Luar biasa bangunan zaman Belanda itu masih kokoh berdiri. Kesan megah dan berwibawa selintas perpaduan arsitek Eropa dan Jawa khususnya Jawa tengahan.
Benar kata pak Udiono arsitektur atau bangunan merupakan cerminan dari kebudayaan. Dari karya arsitektur kita dapat mengetahui latar belakang budaya satu bangsa.
Tata ruang Lawang Sewu jaman tersebut sudah dirancang dari segi keamanan, kenyamanan, bagi penghuninya. Banyaknya pintu selain sebagai aksesoris juga sebagai akses kemudahan keluar masuk, bahkan bila hal terjelek seperti bencana terjadi proses evakuasi dipermudah.
Dari museum kereta api yang ada di Lawang Sewu ini saya bisa memahami apa yang diceritakan pak Udiono. Belanda kala itu sudah punya sudut pandang jauh ke depan dalam soal masa depan transportasi Indonesia.
Jalan raya utama dari Anyer sampai Panarukan, jalur kereta yang sekarang ada tak luput dari peninggalan Belanda seperti cerita pak Udiono.

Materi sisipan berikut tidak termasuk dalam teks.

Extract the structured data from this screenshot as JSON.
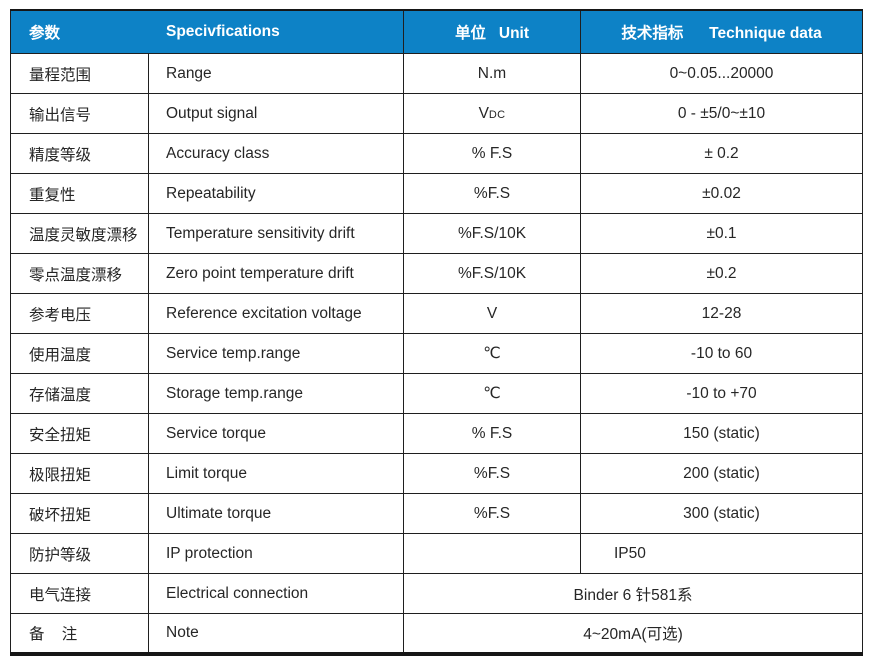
{
  "table": {
    "colors": {
      "header_bg": "#0d82c6",
      "header_text": "#ffffff",
      "body_text": "#262626",
      "border": "#1f1f1f"
    },
    "header": {
      "param_cn": "参数",
      "param_en": "Specivfications",
      "unit": "单位   Unit",
      "data": "技术指标      Technique data"
    },
    "rows": [
      {
        "cn": "量程范围",
        "en": "Range",
        "unit": "N.m",
        "value": "0~0.05...20000"
      },
      {
        "cn": "输出信号",
        "en": "Output signal",
        "unit": "V",
        "unit_sub": "DC",
        "value": "0 - ±5/0~±10"
      },
      {
        "cn": "精度等级",
        "en": "Accuracy class",
        "unit": "% F.S",
        "value": "± 0.2"
      },
      {
        "cn": "重复性",
        "en": "Repeatability",
        "unit": "%F.S",
        "value": "±0.02"
      },
      {
        "cn": "温度灵敏度漂移",
        "en": "Temperature sensitivity drift",
        "unit": "%F.S/10K",
        "value": "±0.1"
      },
      {
        "cn": "零点温度漂移",
        "en": "Zero point temperature drift",
        "unit": "%F.S/10K",
        "value": "±0.2"
      },
      {
        "cn": "参考电压",
        "en": "Reference excitation voltage",
        "unit": "V",
        "value": "12-28"
      },
      {
        "cn": "使用温度",
        "en": "Service temp.range",
        "unit": "℃",
        "value": "-10 to 60"
      },
      {
        "cn": "存储温度",
        "en": "Storage temp.range",
        "unit": "℃",
        "value": "-10 to +70"
      },
      {
        "cn": "安全扭矩",
        "en": "Service torque",
        "unit": "% F.S",
        "value": "150 (static)"
      },
      {
        "cn": "极限扭矩",
        "en": "Limit torque",
        "unit": "%F.S",
        "value": "200 (static)"
      },
      {
        "cn": "破坏扭矩",
        "en": "Ultimate torque",
        "unit": "%F.S",
        "value": "300 (static)"
      },
      {
        "cn": "防护等级",
        "en": "IP protection",
        "unit": "",
        "value": "IP50"
      },
      {
        "cn": "电气连接",
        "en": "Electrical connection",
        "merged": "Binder 6 针581系"
      },
      {
        "cn": "备    注",
        "en": "Note",
        "merged": "4~20mA(可选)"
      }
    ]
  }
}
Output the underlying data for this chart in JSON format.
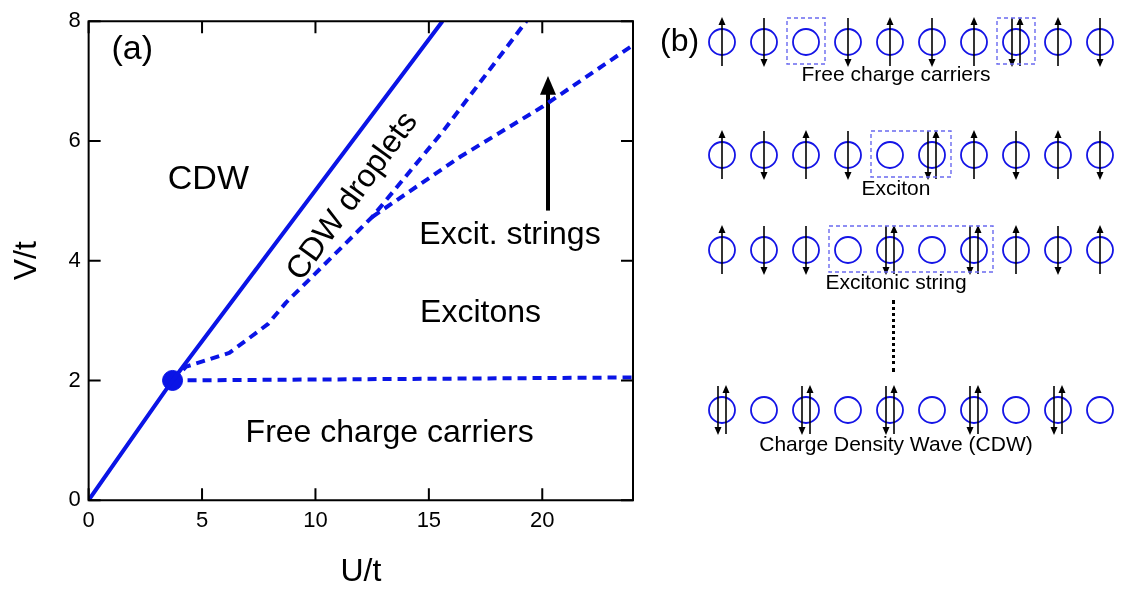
{
  "chart_data": [
    {
      "type": "line",
      "xlabel": "U/t",
      "ylabel": "V/t",
      "annotations": [
        "(a)",
        "CDW",
        "CDW droplets",
        "Excit. strings",
        "Excitons",
        "Free charge carriers"
      ],
      "xlim": [
        0,
        24
      ],
      "ylim": [
        0,
        8
      ],
      "xticks": [
        0,
        5,
        10,
        15,
        20
      ],
      "yticks": [
        0,
        2,
        4,
        6,
        8
      ],
      "series": [
        {
          "color": "#0a14e6",
          "line_style": "solid",
          "marker": "none",
          "x": [
            0,
            3.7,
            15.6
          ],
          "values": [
            0,
            2,
            8
          ]
        },
        {
          "color": "#0a14e6",
          "line_style": "dashed",
          "marker": "none",
          "x": [
            3.7,
            4.3,
            6.2,
            7.9,
            8.7,
            9.5,
            12.5,
            15.6,
            19.3
          ],
          "values": [
            2,
            2.23,
            2.46,
            2.94,
            3.3,
            3.6,
            4.73,
            6.15,
            8
          ]
        },
        {
          "color": "#0a14e6",
          "line_style": "dashed",
          "marker": "none",
          "x": [
            12.5,
            16.4,
            20,
            24
          ],
          "values": [
            4.73,
            5.74,
            6.57,
            7.6
          ]
        },
        {
          "color": "#0a14e6",
          "line_style": "dashed",
          "marker": "none",
          "x": [
            3.7,
            24
          ],
          "values": [
            2,
            2.05
          ]
        },
        {
          "type": "scatter",
          "color": "#0a14e6",
          "marker": "circle",
          "x": [
            3.7
          ],
          "values": [
            2
          ]
        }
      ]
    },
    {
      "type": "other",
      "title": "(b)",
      "annotations": [
        "Free charge carriers",
        "Exciton",
        "Excitonic string",
        "Charge Density Wave (CDW)"
      ]
    }
  ]
}
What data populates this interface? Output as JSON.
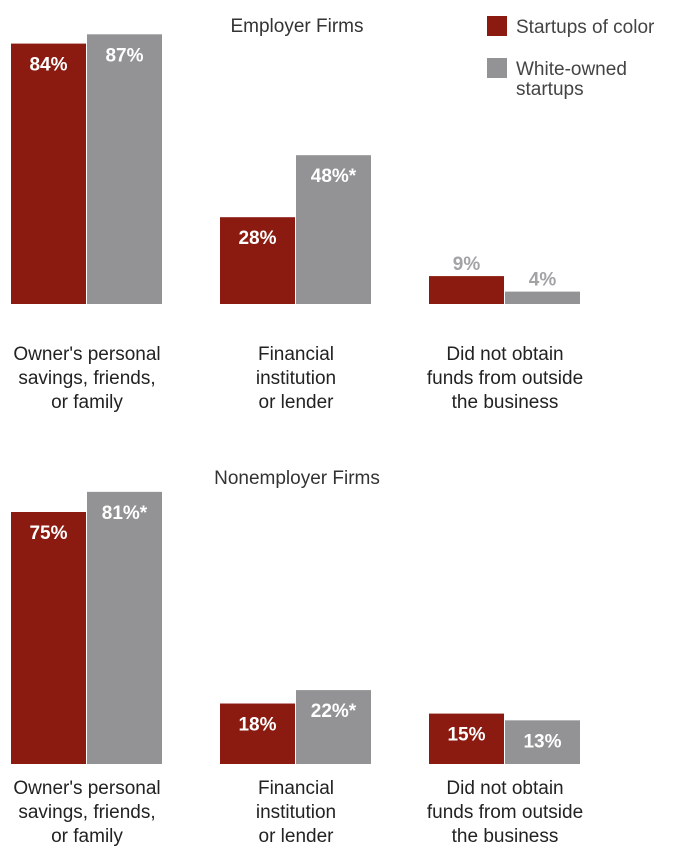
{
  "colors": {
    "series_a": "#8b1a10",
    "series_b": "#939396",
    "label_on_bar": "#ffffff",
    "label_outside": "#a3a3a6"
  },
  "legend": [
    {
      "lines": [
        "Startups of color"
      ]
    },
    {
      "lines": [
        "White-owned",
        "startups"
      ]
    }
  ],
  "chart_data": [
    {
      "type": "bar",
      "title": "Employer Firms",
      "categories": [
        [
          "Owner's personal",
          "savings, friends,",
          "or family"
        ],
        [
          "Financial",
          "institution",
          "or lender"
        ],
        [
          "Did not obtain",
          "funds from outside",
          "the business"
        ]
      ],
      "series": [
        {
          "name": "Startups of color",
          "values": [
            84,
            28,
            9
          ],
          "labels": [
            "84%",
            "28%",
            "9%"
          ]
        },
        {
          "name": "White-owned startups",
          "values": [
            87,
            48,
            4
          ],
          "labels": [
            "87%",
            "48%*",
            "4%"
          ]
        }
      ],
      "ylim": [
        0,
        100
      ],
      "grid": false,
      "legend_position": "top-right"
    },
    {
      "type": "bar",
      "title": "Nonemployer Firms",
      "categories": [
        [
          "Owner's personal",
          "savings, friends,",
          "or family"
        ],
        [
          "Financial",
          "institution",
          "or lender"
        ],
        [
          "Did not obtain",
          "funds from outside",
          "the business"
        ]
      ],
      "series": [
        {
          "name": "Startups of color",
          "values": [
            75,
            18,
            15
          ],
          "labels": [
            "75%",
            "18%",
            "15%"
          ]
        },
        {
          "name": "White-owned startups",
          "values": [
            81,
            22,
            13
          ],
          "labels": [
            "81%*",
            "22%*",
            "13%"
          ]
        }
      ],
      "ylim": [
        0,
        100
      ],
      "grid": false,
      "legend_position": "none"
    }
  ]
}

Selain panel-panel, foto stasiun tempo dulu, lampu signal dan palang bisa kita temukan Lokomotif uap tua berseri C 2301 yang konon dibuat pada tahun 1908 ini. Dulu loko tua ini dioperasikan melayani rute antara Semarang – Jatirogo, dan Semarang – Blora hingga tahun 1980.